The most obvious one is Christ. Then there is the Egyptian myth of Osiris. I’m sure there are several others. What other religions/myths deals with death-resurrection-becoming some sort of deity?
Balder dies in Norse mythology and was rescued from the underworld. According to the poem Voluska, Balder will come again to rule after Ragnarok.
Zev Steinhardt
I think Apollo died and rose in the form of a dolphin. I could be mixed up.
According to this site, Apollo, at one point, did change himself into a dolphin while alive. However, I don’t remember hearing of any myth (and I took two semesters of Greek Mythology in college) where Apollo died.
Zev Steinhardt
There’s the myth of the Dioscouri, Castor and Pollux. According to one version of the myth, one of them is mortal, and dies. But the other gives up half of his immortality so that they may live on alternate days.

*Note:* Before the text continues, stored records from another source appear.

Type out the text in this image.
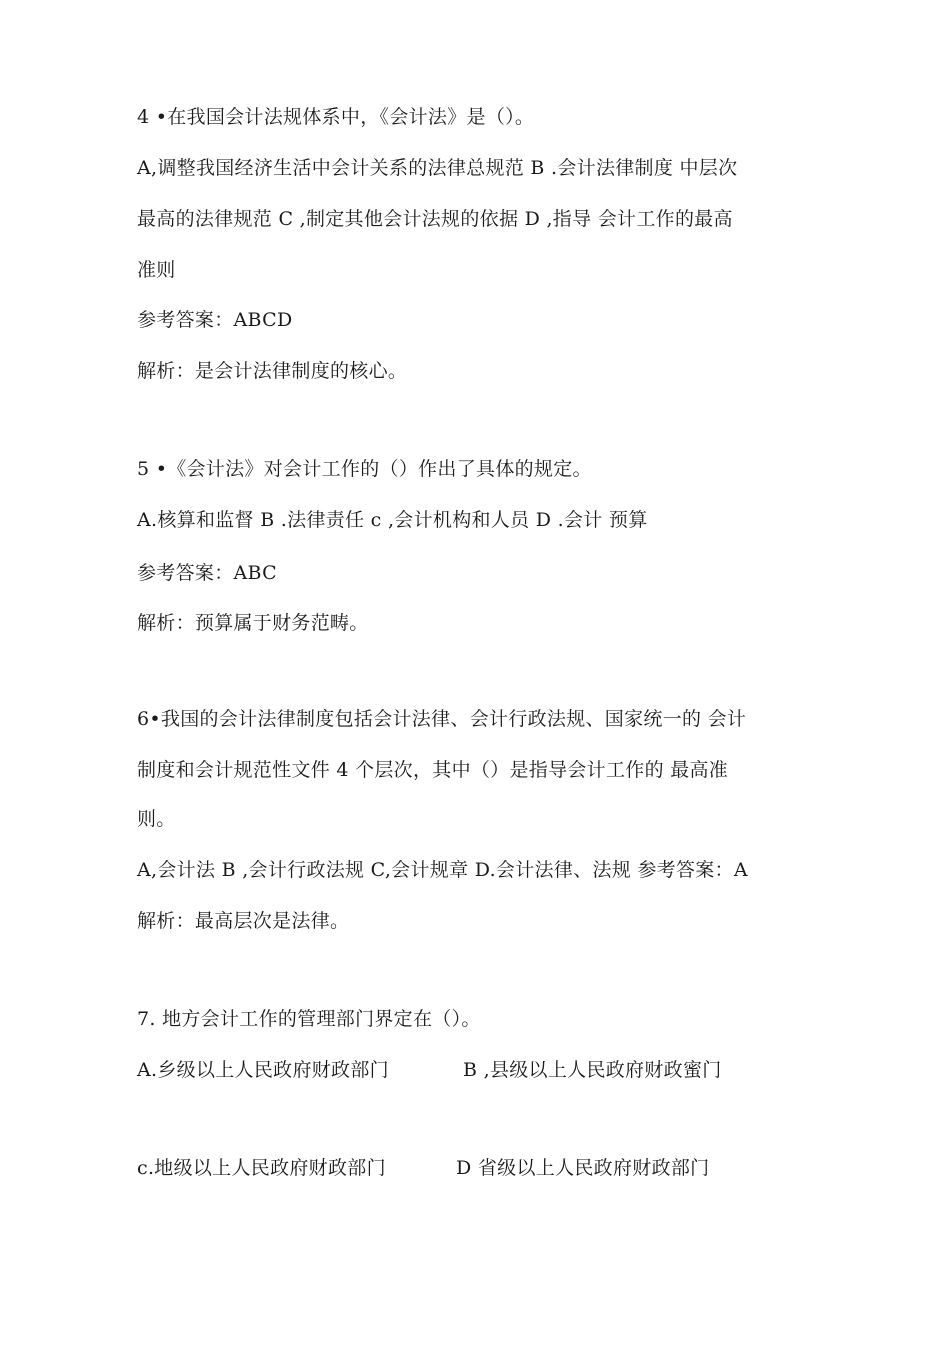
4 •在我国会计法规体系中，《会计法》是（）。
A,调整我国经济生活中会计关系的法律总规范 B .会计法律制度 中层次
最高的法律规范 C ,制定其他会计法规的依据 D ,指导 会计工作的最高
准则
参考答案：ABCD
解析：是会计法律制度的核心。
5 •《会计法》对会计工作的（）作出了具体的规定。
A.核算和监督 B .法律责任 c ,会计机构和人员 D .会计 预算
参考答案：ABC
解析：预算属于财务范畴。
6•我国的会计法律制度包括会计法律、会计行政法规、国家统一的 会计
制度和会计规范性文件 4 个层次，其中（）是指导会计工作的 最高准
则。
A,会计法 B ,会计行政法规 C,会计规章 D.会计法律、法规 参考答案：A
解析：最高层次是法律。
7. 地方会计工作的管理部门界定在（）。
A.乡级以上人民政府财政部门	B ,县级以上人民政府财政蜜门
c.地级以上人民政府财政部门	D 省级以上人民政府财政部门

I seem to recall a resurrection theme associated with Mithraism, but, being a mystery religion, I don’t think the myths have survived.
Well, it’s not so much a resurrection, per se, but Prince Siddhartha shed his worldly body and ascended into the heavens as Lord Buddha, per Buddhist mythology.
Dionysus?
The Central Americans had the story of Quetzalcoatl (aka Kukulkan et. al). I’m sketchy on the details, but here’s my sense of the story.
Quetzalcoatl was a great, wise, beneficent, and gentle king. Also a great teacher and moralist. He was tricked one day (if memory serves) into sleeping with his sister. By his own law, the punishment for incest was banishment. Despite his people’s protests, he built a great raft out of snakes and sailed off into the Atlantic.
He promised to return again.
Not a literal death and rebirth, I grant you. But symbolically I think the stories are equivalent.
Like many other cultures, the Aztecs had had a story, and spring-time re-enactment, of the literal death and resurrection of a goddess of the harvest. This, I think, has a possible parallel to the story of Persephone (but I’ll leave it to the more expert in both cultures to consider in detail).
Pele was killed by her sister and was reborn…
I believe all religions…even the extinct ones carry a death-resurrection story.
The point of religion was to explain that things happen [ ie thunder] but not to explain why they occur.
Adonis & Persephone are but two examples. Persephone explaining the Summer/ winter pattern.
What about the great Phoenix? I’ve heard of the bird that (I believe) went into the sun and was reborn. Anyone know the origin and actual story?
The Blackfoot (indian/native americans) buffalo dance is derived from a legend of the resurrection of cheif after being trampled by buffaloes.
Far anyone interested in mythology, I recommend Joseph Campbell works.
I suspect that all cultures originating in temperate zones have resurrection myths.
According to this site the Norse chief god Odin
(I’d heard at least some details of the “Odin hanged on a tree” myth before.)
One thing I’m not sure of is how old some of these stories are. (I wonder the same thing about the resurrection of Baldur tale–anyone know when the Voluska was written?) If the heyday of Norse sagas came after 1000 C.E. (and we know the Vikings had contact–albeit pretty violent contact–with Christian civilization) some of the obvious parallels in these stories with the resurrection myth of Christianity may in fact be cross-cultural “contamination” or adoption of Christian themes by pagans.
The Creation myth of the Norse mythology is that of Chaos. They believed that in the beginning there was nothing but chaos and from that came the world
What is the Eskimo belief on the subject ?
I’ll never understand soccer…
Osiris was killed and hacked to pieces by his brother, Seth. His wife, Isis, found all the pieces (okay, not all of them), and put him back together. With the help of Ra, Anubis and Thoth he was restored to life, but went on the underworld to judge the souls of the dead.
In Sumerian myth, the goddess Inanna returned from the dead.
In American myth, the rock star Elvis returned from the dead.
In Texas myth, the horned toad “Old Rip” returned from the dead.
I guess the good ones keep coming back.
There’s the Babylonian Tammuz (Sumerian Damuzi), beloved of the goddess Inanna (or Ishtar), a sort of nature/fertility symbol. He dies with the grain and is mourned by the goddess (and her followers). She descends into hell to retrieve him and his reappearance returns fertility to the earth. Adonis is his Greek version. It was thought that if all the women did not mourn his death, the grain would not be re-born. So it was considered very important to the community to maintain this worship. Women weeping for Tammuz are mentioned in the Bible, where the prophet Ezekiel condemns them.
I did a report on Tammuz in college, but that was a long time ago, so I googled him to refresh my memory and one of the sites that came up
http://www.templeofantinous.com/tammuz.html
has links at the bottom of the page for others, some of whom have been mentioned in this thread (Osiris, Adonis, Dionysus, Jesus, and Mithras, as well as Attis, Freyr and Jalaludin Rumi - all related to Atinous, I suppose, to whom the site is dedicated). About the last three (including Atinous), I know nothing, but if you’re interested in this, you might check them out.